His co-accused, acting secretary of the provincial ANC Women’s League, Bitsa Lenkopane, was also not available on the day.
Mahumapelo said his representative had tried to plead with the DC on Monday and suggested three days on which the hearing could be held to allow him to brief his representatives. But this was rejected, along with a request for their representatives to meet with the party officials so they could iron out technical and other issues.
Mahumapelo said he was now looking to the ANC’s national disciplinary committee (NDC) to handle his appeal.
The sentence meant he would cease to be a member of Parliament but he said the “status quo” would remain until the outcome of the appeal.

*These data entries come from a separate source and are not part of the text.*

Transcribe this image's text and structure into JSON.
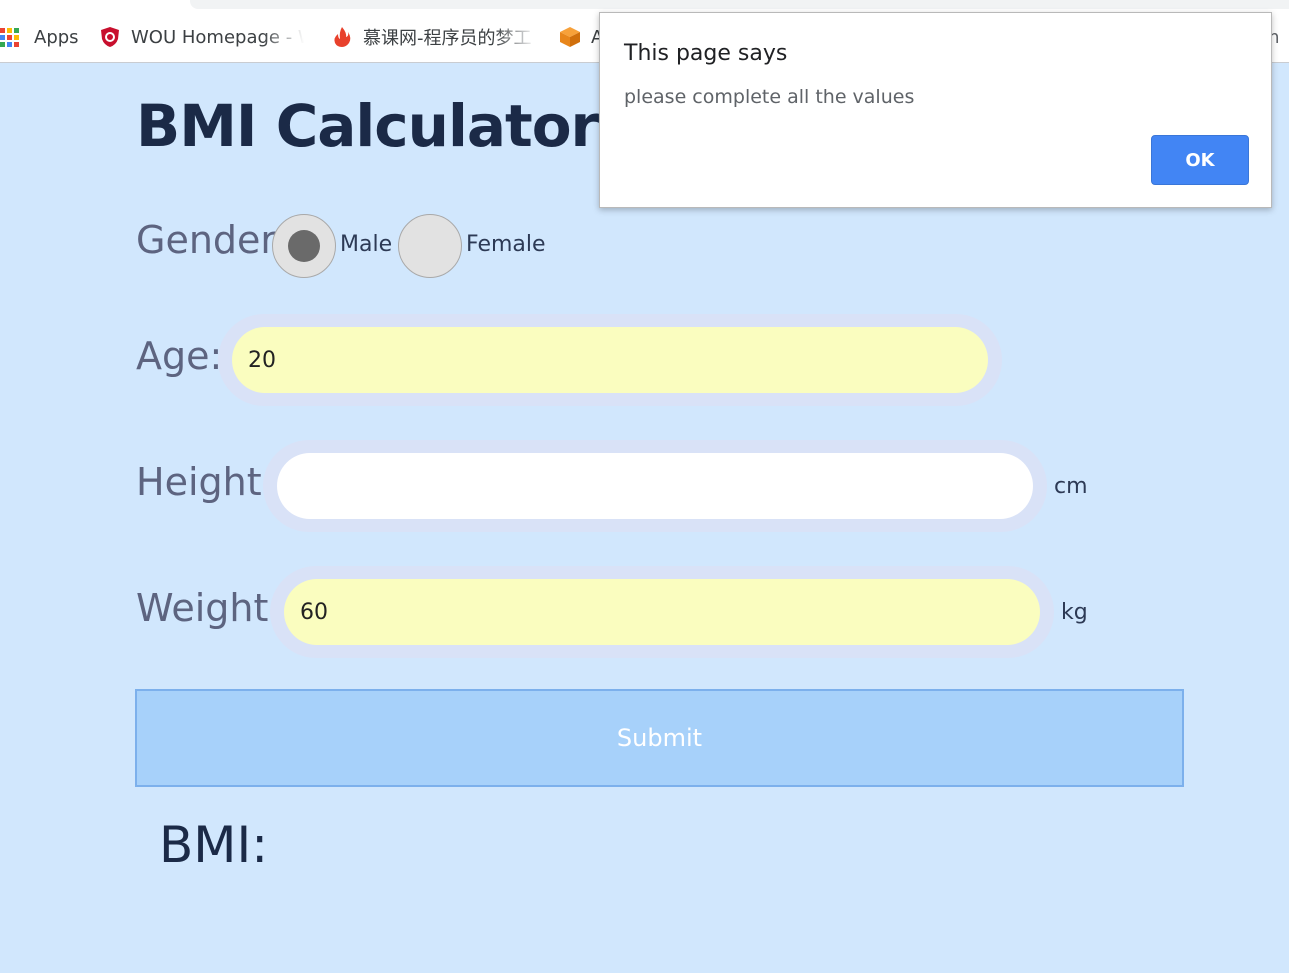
{
  "bookmarks": {
    "apps_label": "Apps",
    "wou_label": "WOU Homepage - W",
    "imooc_label": "慕课网-程序员的梦工",
    "box_label": "A",
    "right_label": "m"
  },
  "page": {
    "title": "BMI Calculator",
    "gender_label": "Gender:",
    "male_label": "Male",
    "female_label": "Female",
    "selected_gender": "Male",
    "age_label": "Age:",
    "age_value": "20",
    "height_label": "Height:",
    "height_value": "",
    "height_unit": "cm",
    "weight_label": "Weight:",
    "weight_value": "60",
    "weight_unit": "kg",
    "submit_label": "Submit",
    "bmi_label": "BMI:"
  },
  "dialog": {
    "title": "This page says",
    "message": "please complete all the values",
    "ok_label": "OK"
  },
  "colors": {
    "page_background": "#d1e7fd",
    "autofill_yellow": "#fafdbf",
    "submit_background": "#a7d1fa",
    "ok_button": "#4285f4"
  }
}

Addressing his supporters in Mahikeng in the North West on Thursday, the former provincial ANC chairperson and secretary said the DC arrived at the verdict before he was furnished with their charges.

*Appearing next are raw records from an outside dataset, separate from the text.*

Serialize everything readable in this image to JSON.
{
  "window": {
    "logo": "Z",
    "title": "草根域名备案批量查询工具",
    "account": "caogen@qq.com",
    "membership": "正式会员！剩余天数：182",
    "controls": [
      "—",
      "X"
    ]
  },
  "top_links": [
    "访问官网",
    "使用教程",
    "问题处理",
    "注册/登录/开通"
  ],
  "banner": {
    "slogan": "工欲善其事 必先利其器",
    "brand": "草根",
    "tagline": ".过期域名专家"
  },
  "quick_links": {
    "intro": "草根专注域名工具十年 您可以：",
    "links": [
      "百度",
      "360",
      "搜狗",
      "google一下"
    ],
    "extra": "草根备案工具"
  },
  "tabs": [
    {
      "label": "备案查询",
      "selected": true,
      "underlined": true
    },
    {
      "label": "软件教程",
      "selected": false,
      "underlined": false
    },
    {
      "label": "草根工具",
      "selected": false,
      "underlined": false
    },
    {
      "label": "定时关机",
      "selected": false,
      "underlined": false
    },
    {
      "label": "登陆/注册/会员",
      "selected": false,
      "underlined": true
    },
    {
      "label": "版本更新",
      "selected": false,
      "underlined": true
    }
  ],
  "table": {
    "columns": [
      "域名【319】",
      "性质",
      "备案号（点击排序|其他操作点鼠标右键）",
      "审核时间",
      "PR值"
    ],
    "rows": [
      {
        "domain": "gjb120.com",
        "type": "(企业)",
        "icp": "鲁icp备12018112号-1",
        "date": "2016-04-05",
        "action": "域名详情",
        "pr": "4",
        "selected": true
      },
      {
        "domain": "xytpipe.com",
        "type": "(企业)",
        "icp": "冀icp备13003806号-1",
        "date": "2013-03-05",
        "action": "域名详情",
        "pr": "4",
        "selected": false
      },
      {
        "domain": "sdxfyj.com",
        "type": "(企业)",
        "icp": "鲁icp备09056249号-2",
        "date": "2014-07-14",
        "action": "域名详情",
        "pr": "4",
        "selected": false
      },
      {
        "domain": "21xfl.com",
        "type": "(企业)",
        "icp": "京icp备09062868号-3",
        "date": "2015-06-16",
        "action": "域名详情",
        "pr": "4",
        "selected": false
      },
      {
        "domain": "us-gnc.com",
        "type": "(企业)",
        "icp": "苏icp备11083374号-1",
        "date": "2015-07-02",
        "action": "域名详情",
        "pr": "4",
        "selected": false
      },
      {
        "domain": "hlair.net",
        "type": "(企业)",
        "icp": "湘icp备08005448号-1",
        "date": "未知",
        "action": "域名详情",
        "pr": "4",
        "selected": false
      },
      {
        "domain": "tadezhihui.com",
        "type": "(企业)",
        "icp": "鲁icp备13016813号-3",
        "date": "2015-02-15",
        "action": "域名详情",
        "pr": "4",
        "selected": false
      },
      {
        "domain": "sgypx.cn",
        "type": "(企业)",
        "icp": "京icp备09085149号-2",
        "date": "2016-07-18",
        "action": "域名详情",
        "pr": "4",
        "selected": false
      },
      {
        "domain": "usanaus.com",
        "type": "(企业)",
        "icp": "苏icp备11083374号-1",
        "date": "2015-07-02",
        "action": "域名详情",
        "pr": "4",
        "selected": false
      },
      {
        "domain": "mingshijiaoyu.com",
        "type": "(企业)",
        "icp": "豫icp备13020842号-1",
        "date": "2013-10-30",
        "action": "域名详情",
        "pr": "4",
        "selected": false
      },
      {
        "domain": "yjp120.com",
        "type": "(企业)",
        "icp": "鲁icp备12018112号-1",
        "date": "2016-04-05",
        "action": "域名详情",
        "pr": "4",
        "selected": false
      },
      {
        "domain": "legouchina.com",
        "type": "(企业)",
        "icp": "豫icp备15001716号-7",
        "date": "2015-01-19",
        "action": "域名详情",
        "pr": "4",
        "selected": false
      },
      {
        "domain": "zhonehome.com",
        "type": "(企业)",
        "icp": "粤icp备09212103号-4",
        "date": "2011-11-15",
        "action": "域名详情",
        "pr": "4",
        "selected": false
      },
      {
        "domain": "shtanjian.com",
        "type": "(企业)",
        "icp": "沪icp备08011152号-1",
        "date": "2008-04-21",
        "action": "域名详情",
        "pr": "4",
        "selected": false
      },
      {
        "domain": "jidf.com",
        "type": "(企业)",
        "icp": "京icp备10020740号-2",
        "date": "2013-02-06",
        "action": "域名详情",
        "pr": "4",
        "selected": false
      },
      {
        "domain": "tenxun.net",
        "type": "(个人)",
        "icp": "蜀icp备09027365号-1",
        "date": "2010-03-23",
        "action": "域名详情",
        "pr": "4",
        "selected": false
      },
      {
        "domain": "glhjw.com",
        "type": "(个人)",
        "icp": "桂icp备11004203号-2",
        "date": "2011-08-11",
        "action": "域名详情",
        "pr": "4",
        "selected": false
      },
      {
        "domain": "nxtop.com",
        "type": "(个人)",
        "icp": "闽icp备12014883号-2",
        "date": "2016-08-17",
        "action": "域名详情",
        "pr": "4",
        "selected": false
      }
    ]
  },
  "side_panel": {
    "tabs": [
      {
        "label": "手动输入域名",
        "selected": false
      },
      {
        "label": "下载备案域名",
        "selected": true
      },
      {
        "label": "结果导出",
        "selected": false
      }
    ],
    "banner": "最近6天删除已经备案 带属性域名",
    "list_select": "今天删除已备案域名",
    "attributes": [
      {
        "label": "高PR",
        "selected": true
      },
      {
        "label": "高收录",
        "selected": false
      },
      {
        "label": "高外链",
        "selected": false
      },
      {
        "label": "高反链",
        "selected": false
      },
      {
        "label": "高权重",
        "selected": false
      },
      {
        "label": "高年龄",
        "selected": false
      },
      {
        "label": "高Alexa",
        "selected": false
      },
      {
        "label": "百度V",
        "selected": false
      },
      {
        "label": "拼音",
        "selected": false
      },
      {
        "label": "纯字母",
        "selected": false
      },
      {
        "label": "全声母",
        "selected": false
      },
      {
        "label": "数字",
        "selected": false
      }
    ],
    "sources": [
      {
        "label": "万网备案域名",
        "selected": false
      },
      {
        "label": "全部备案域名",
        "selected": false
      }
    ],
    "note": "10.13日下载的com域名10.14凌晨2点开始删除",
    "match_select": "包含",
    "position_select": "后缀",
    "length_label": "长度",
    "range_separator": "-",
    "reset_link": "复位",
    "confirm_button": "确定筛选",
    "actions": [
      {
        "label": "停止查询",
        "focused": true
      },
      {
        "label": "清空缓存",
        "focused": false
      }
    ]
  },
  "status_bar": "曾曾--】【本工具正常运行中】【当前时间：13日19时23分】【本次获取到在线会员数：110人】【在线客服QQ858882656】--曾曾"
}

“I am still waiting for the charges and while waiting for them, my membership is suspended for five years. The media must note that I speak here about the extent to which I am hated [by the people who] use their positions in the interim provincial committee (IPC) in the North West] to unleash their hatred on me,” Mahumapelo said.
“It is hatred … not all these things that I lack discipline. The IPC and its DC, I believe, know and hold a strong view that their decision is based on hatred, reputation damage, factionalism and an attempt to instil fear in me.”
He said he only heard about the outcome of the hearing from the media and had not yet received the letter.
Mahumapelo was charged for attending and addressing an ANC Women’s League gathering in Mareetsane village in the Ratlou Local Municipality where he said he was invited as part of a door-to-door campaign during by-elections.
“This is nothing else but [an attempt] to bury me politically, and under no circumstances shall I leave this unattended. Details of this will be provided to the NDC as part of the appeal process,” he said.
Mahumapelo said he was found guilty before he could plead.
“In court or in a disciplinary hearing, you need to plead guilty or not guilty. In that disciplinary hearing we did not reach that stage.”
He said the committee had also failed to produce proof the party secretary-general, Ace Magashule had approved the disciplinary hearing. Mahumapelo claimed the DC members also refused to recuse themselves despite some of them having been involved in campaigns to bring him down.
Popularly known as “Black Jesus”, on Thursday Mahumapelo said: “I don’t like that nickname … I have said it conference after the conference but the name sticks. Some of the comrades actually believe I am too soft,” he said.
“They believe I don’t use the power of either being the provincial secretary or chairperson to deal with people who are doing bad things in the ANC.
“I believe in engaging [people]. I said to them, no, if you are in a leadership position you don’t rush into decisions [but] they then gave me the nickname [anyway] saying I always forgive … so you know today where the name comes from.”